After 35 years of residence on our Enchanted Island, I’ve witnessed many physical, cultural and attitudinal changes. But so many of the long-standing jewels of our crown city remain, thankfully, intact. Our extraordinary weather is still the best I’ve ever experienced, after living in all corners of the world. Our beach continues to be voted one of the best in the whole world. Neighbors know, greet and care for one another. Still some things have changed with the times, technology and economy. And some changes are anticipated with hope, such as underground utilities.

As I contemplate change, I am steadfast in my analysis of it, by what results are wished for and/or garnered from any change or prospect of change. For instance, will a new law serve the safety and well-being of the community? Could a new building project be a boost to the local community while preserving the Coronado charm that is such a part of our tradition and such a draw to out-siders. Of course, as a retired military professional, cost analysis is always a concern when proposing changes. Even in a city with a proud and enviable position of operating in the black, common sense should continue to be a part of the decision making process when forming change ideas. That is to say, keeping at the forefront of any proposed change is the hoped-for measurable benefit to the community that the change is to serve

I have recently learned of a proposed change at our Coronado Police Department. Our men and women in blue are so valued and loved by our community, including this author. However, spending thousands of dollars in order to change our officers’ uniform arm patches, buckles and nametags seems to vacate any of the common sense of positive cost-benefit analysis.
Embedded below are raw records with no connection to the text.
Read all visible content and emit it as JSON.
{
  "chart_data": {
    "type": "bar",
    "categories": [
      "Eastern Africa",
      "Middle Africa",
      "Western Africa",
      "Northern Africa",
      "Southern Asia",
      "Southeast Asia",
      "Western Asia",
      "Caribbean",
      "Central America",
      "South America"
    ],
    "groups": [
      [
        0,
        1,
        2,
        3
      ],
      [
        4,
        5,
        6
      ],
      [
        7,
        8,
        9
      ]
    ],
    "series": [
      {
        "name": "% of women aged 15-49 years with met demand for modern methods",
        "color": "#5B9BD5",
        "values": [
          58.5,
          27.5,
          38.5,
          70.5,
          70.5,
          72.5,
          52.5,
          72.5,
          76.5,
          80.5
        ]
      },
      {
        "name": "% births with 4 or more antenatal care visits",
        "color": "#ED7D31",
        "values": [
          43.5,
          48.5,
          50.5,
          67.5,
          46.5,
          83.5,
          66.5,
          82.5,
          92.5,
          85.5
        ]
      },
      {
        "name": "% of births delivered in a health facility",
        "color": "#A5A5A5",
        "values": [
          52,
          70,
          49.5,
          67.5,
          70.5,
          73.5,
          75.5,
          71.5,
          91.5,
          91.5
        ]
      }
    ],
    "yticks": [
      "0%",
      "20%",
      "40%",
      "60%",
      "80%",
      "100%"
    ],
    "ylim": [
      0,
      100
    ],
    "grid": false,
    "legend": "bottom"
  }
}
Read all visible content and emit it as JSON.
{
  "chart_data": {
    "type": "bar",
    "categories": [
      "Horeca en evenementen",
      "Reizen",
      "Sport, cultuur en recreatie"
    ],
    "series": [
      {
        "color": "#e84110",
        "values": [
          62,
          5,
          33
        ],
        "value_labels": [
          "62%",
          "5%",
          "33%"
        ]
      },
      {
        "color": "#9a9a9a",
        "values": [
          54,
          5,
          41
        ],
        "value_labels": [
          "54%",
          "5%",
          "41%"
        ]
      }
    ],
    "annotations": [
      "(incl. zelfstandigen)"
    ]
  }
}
Of particular concern and insult is the proposal to remove the Hotel del Coronado emblem on the sleeve patches of the police uniform. As the Del is the origin of our community, along with is extraordinary historical value as a designated landmark, I find it unconscionable to even contemplate such an offensive change. I understand that only about three members of our police force are actually residents of Coronado, but it is in fact the Coronado residents and tax payers that they are sworn to serve. As a very involved and concerned Coronado resident, I can’t imagine any benefit whatsoever that removing our beloved Hotel Del’s symbol from our officers’ arms can possible achieve. I am aware of some much more needed changes that would increase the police force’s technical proficiency which would garner better protection for our citizens. Surely common sense and historical respect can be employed by the Coronado Police. This citizen says, ‘Allow our officers’ wonderful uniforms to continue displaying that appropriate and respectful tribute to our honored community, and spend the money on changes that reflect the desires of its residents, and that will in fact result in a measurable benefit.’